1454. Depcirtel 348.2 Please deliver following message from Secretary to FonSec Butler:3

“Dear Rab:

We also are disturbed by the situation in Saudi Arabia and Yemen of which you wrote in your letter of August 20, and we are troubled by the renewed United Arab Republic overflights of Saudi Arabia. However, we do not anticipate that they are the automatic precursors of further Egyptian attacks, air or ground, on Saudi Arabia unless Faisal intervenes more actively in the Yemen. More recent intelligence has reassured us in holding this view. In any event, we are making urgent representations to the United Arab Republic to stop its overflights and to refrain from rashly reacting to Saudi defensive moves on the frontier. We are also impressing on both the importance for everyone that Faisal and Nasser reach an agreement on Yemen at their forthcoming meeting.

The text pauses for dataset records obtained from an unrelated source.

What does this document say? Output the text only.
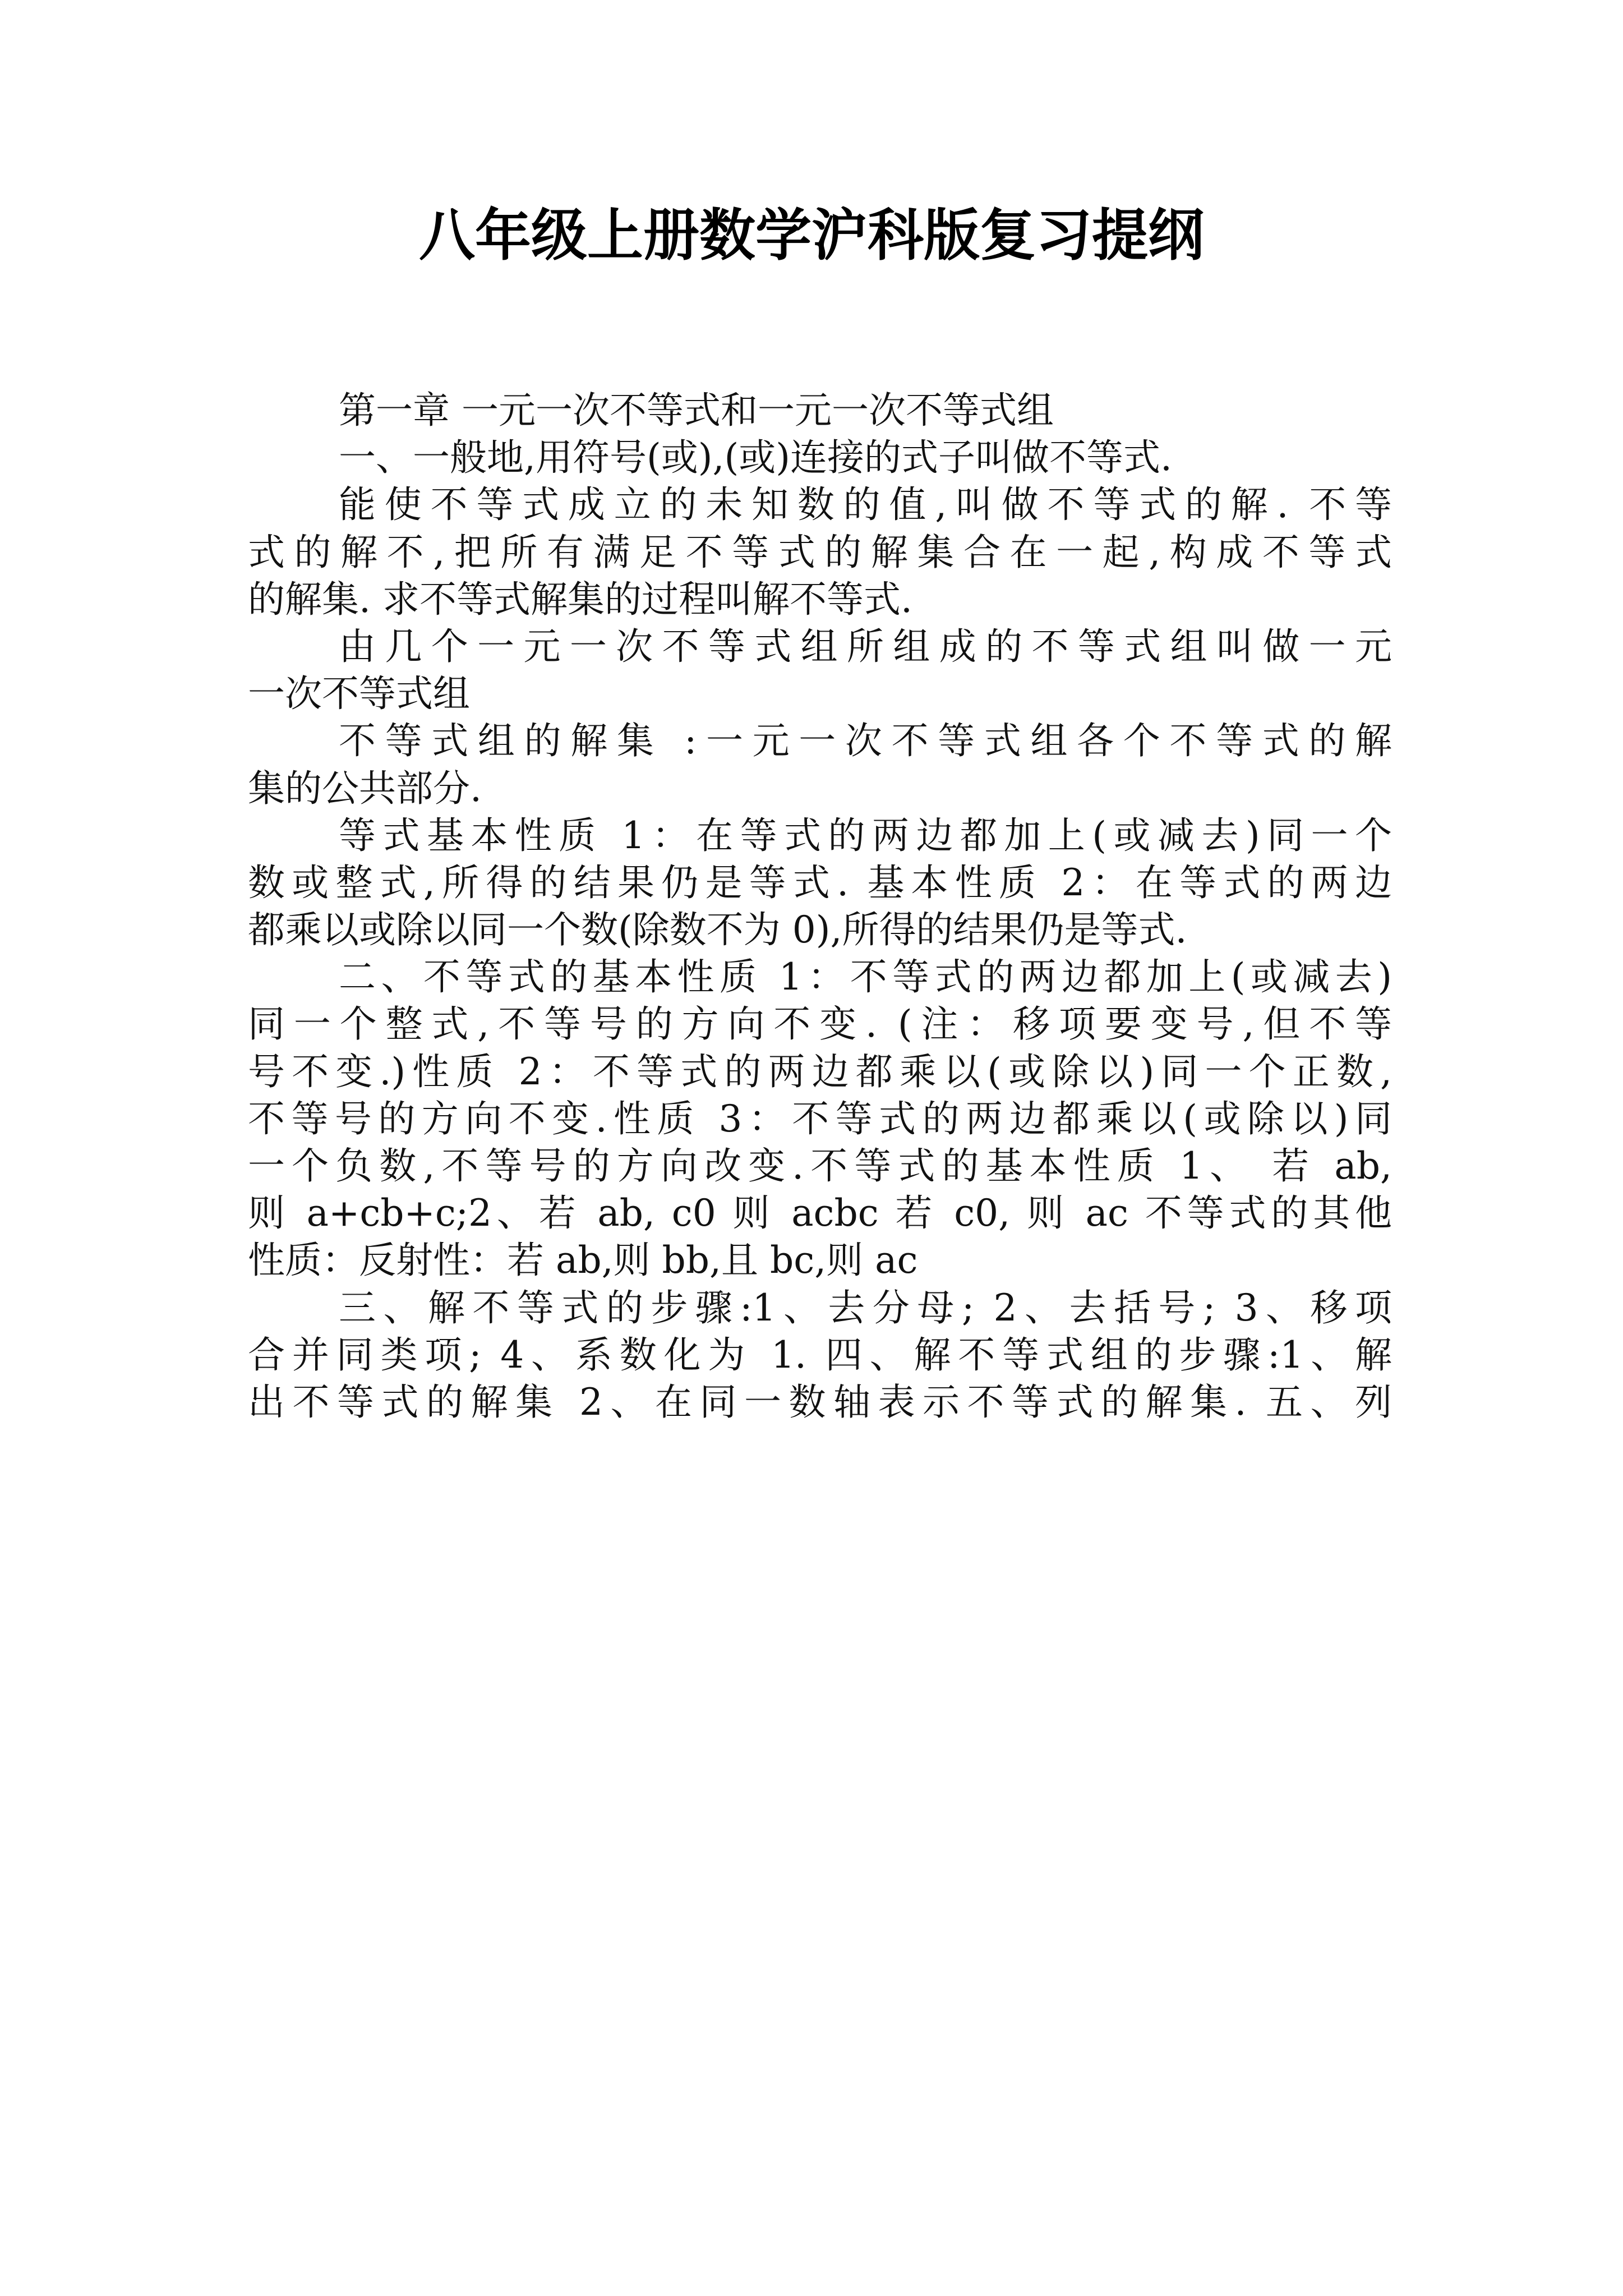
八年级上册数学沪科版复习提纲
第一章 一元一次不等式和一元一次不等式组
一、一般地,用符号(或),(或)连接的式子叫做不等式.
能使不等式成立的未知数的值,叫做不等式的解. 不等
式的解不,把所有满足不等式的解集合在一起,构成不等式
的解集. 求不等式解集的过程叫解不等式.
由几个一元一次不等式组所组成的不等式组叫做一元
一次不等式组
不等式组的解集 :一元一次不等式组各个不等式的解
集的公共部分.
等式基本性质 1：在等式的两边都加上(或减去)同一个
数或整式,所得的结果仍是等式. 基本性质 2：在等式的两边
都乘以或除以同一个数(除数不为 0),所得的结果仍是等式.
二、不等式的基本性质 1：不等式的两边都加上(或减去)
同一个整式,不等号的方向不变. (注：移项要变号,但不等
号不变.)性质 2：不等式的两边都乘以(或除以)同一个正数,
不等号的方向不变.性质 3：不等式的两边都乘以(或除以)同
一个负数,不等号的方向改变.不等式的基本性质 1、 若 ab,
则 a+cb+c;2、若 ab, c0 则 acbc 若 c0, 则 ac 不等式的其他
性质：反射性：若 ab,则 bb,且 bc,则 ac
三、解不等式的步骤:1、去分母; 2、去括号; 3、移项
合并同类项; 4、系数化为 1. 四、解不等式组的步骤:1、解
出不等式的解集 2、在同一数轴表示不等式的解集. 五、列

We continue prepared to support Faisal by whatever means seem appropriate in the face of unprovoked hostilities with the United Arab Republic. At the same time, we continue to feel very strongly, and are again so informing the Viceroy, that it is in his best interests not to resume open aid to the Yemeni royalists. We agree with you that he has become increasingly and dangerously isolated from the Arab states. We fear that his aiding the royalists tends to increase that isolation and encourages the threat to his regime from both within and from outside [Page 661] Saudi Arabia. A primary objective of the disengagement agreement, in our view, was to allow Faisal breathing space in order to face internal problems. To encourage him to increase his aid to the royalists, thereby inviting a return of these same problems, would appear dangerous for all of our interests in that area.

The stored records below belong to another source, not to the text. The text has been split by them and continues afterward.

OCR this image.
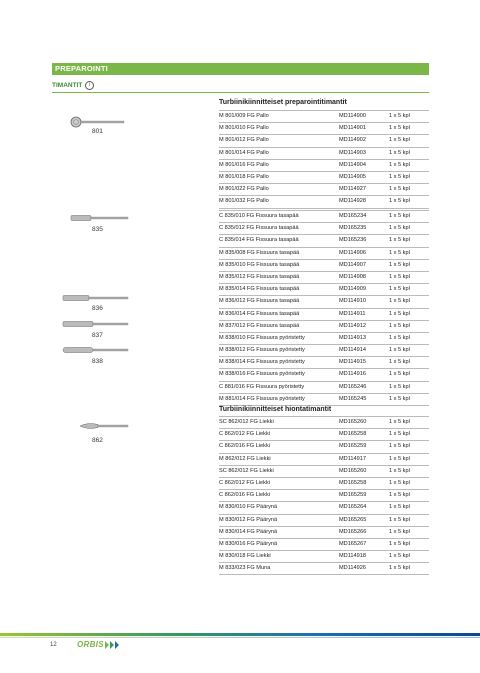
PREPAROINTI
TIMANTIT	i
Turbiinikiinnitteiset preparointitimantit
M 801/009 FG Pallo	MD114900	1 x 5 kpl
M 801/010 FG Pallo	MD114901	1 x 5 kpl
M 801/012 FG Pallo	MD114902	1 x 5 kpl
M 801/014 FG Pallo	MD114903	1 x 5 kpl
M 801/016 FG Pallo	MD114904	1 x 5 kpl
M 801/018 FG Pallo	MD114905	1 x 5 kpl
M 801/022 FG Pallo	MD114927	1 x 5 kpl
M 801/032 FG Pallo	MD114928	1 x 5 kpl
C 835/010 FG Fissuura tasapää	MD165234	1 x 5 kpl
C 835/012 FG Fissuura tasapää	MD165235	1 x 5 kpl
C 835/014 FG Fissuura tasapää	MD165236	1 x 5 kpl
M 835/008 FG Fissuura tasapää	MD114906	1 x 5 kpl
M 835/010 FG Fissuura tasapää	MD114907	1 x 5 kpl
M 835/012 FG Fissuura tasapää	MD114908	1 x 5 kpl
M 835/014 FG Fissuura tasapää	MD114909	1 x 5 kpl
M 836/012 FG Fissuura tasapää	MD114910	1 x 5 kpl
M 836/014 FG Fissuura tasapää	MD114911	1 x 5 kpl
M 837/012 FG Fissuura tasapää	MD114912	1 x 5 kpl
M 838/010 FG Fissuura pyöristetty	MD114913	1 x 5 kpl
M 838/012 FG Fissuura pyöristetty	MD114914	1 x 5 kpl
M 838/014 FG Fissuura pyöristetty	MD114915	1 x 5 kpl
M 838/016 FG Fissuura pyöristetty	MD114916	1 x 5 kpl
C 881/016 FG Fissuura pyöristetty	MD165246	1 x 5 kpl
M 881/014 FG Fissuura pyöristetty	MD165245	1 x 5 kpl
Turbiinikiinnitteiset hiontatimantit
SC 862/012 FG Liekki	MD165260	1 x 5 kpl
C 862/012 FG Liekki	MD165258	1 x 5 kpl
C 862/016 FG Liekki	MD165259	1 x 5 kpl
M 862/012 FG Liekki	MD114917	1 x 5 kpl
SC 862/012 FG Liekki	MD165260	1 x 5 kpl
C 862/012 FG Liekki	MD165258	1 x 5 kpl
C 862/016 FG Liekki	MD165259	1 x 5 kpl
M 830/010 FG Päärynä	MD165264	1 x 5 kpl
M 830/012 FG Päärynä	MD165265	1 x 5 kpl
M 830/014 FG Päärynä	MD165266	1 x 5 kpl
M 830/016 FG Päärynä	MD165267	1 x 5 kpl
M 830/018 FG Liekki	MD114918	1 x 5 kpl
M 833/023 FG Muna	MD114926	1 x 5 kpl
801
835
836
837
838
862
12	ORBIS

In the total framework of Anglo-American cooperation throughout the world our differences of view toward Yemen are a friction which it would be good if we could eliminate. As your Charge stated when delivering your message, the basic problem seems to center around tactics in dealing with Nasser. This, I understand, is to be the subject of forthcoming working level discussions between our people, the outcome of which I have no wish to prejudge. I hope, however, that through our continued concentrated efforts we can more narrowly define those points wherein we differ in the Middle East so as better to focus our efforts on resolving them and on more closely coordinating our policies in that part of the world.

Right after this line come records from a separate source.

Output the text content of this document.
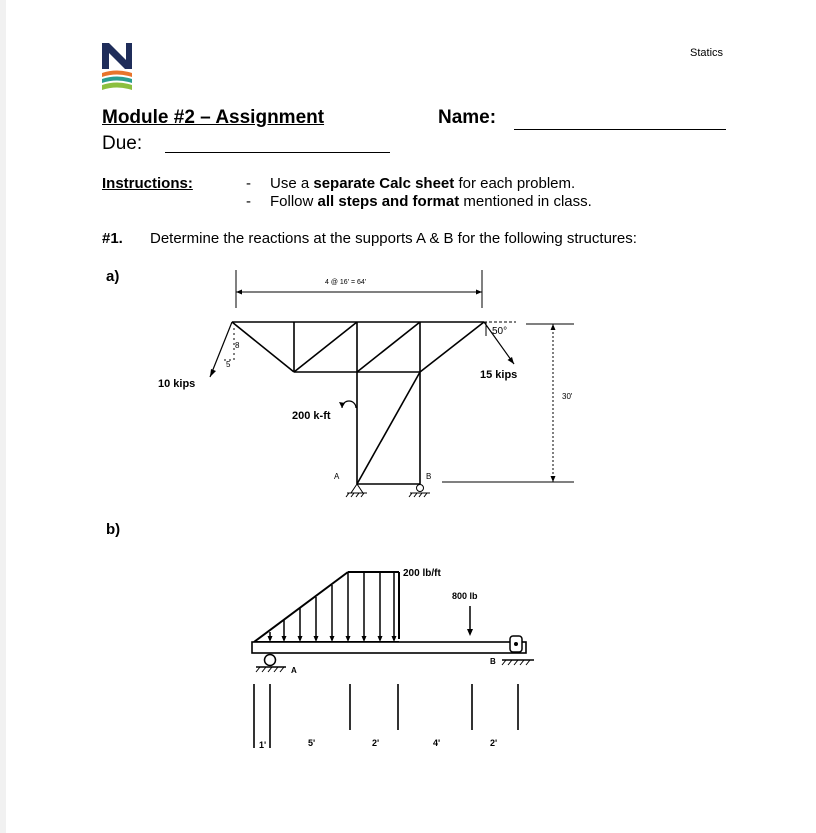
Statics
Module #2 – Assignment	Name:
Due:
Instructions:	- Use a separate Calc sheet for each problem.
- Follow all steps and format mentioned in class.
#1. Determine the reactions at the supports A & B for the following structures:
a)
b)
8
5
10 kips
50°
15 kips
30'
4 @ 16' = 64'
200 k-ft
A	B
200 lb/ft
800 lb
A
B
1'	5'	2'	4'	2'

With warm personal regards,

Sincerely, Dean Rusk

Rusk
  1. Source: National Archives and Records Administration, RG 59, Central Files 1964-66, POL 1 SAUD-UAR. Secret; Limdis. Drafted by Moore on August 27; cleared by Symmes, Grant, and Director of the Office of British Commonwealth and Northern European Affairs J. Harold Shullaw; and approved by Rusk. Repeated to Cairo, Jidda, Baghdad, Beirut, Damascus, Kuwait, Taiz, and Amman.
  2. Circular telegram 348, August 22, reported that British Charge Greenhill called on Secretary Rusk August 21 to discuss an urgent letter from Foreign Secretary Butler concerning the threatened increase of friction between the United Arab Republic and Saudi Arabia in Yemen. Butler appealed for coordination of U.S. and U.K. policies and requested that the United States strongly urge Nasser to reach a political arrangement with Faisal at their Alexandria meeting. (Ibid.)
  3. In telegram 998 from London, August 29, Ambassador Bruce reported that after he delivered the Secretary’s message to Butler, the Foreign Secretary had demurred at the suggestion that Faisal’s resuming aid to the Yemeni royalists would be damaging to “all of our interests.” He thought that such aid might prevent Nasser from triumphing in Yemen, which was all to the good, since having Yemen become “an Egyptian fief” was “not in any of our interests.” Also, since recent developments made any coalition government in Yemen improbable in the near future, Butler did not see what agreement Faisal and Nasser were likely to work out in Alexandria. (Ibid.)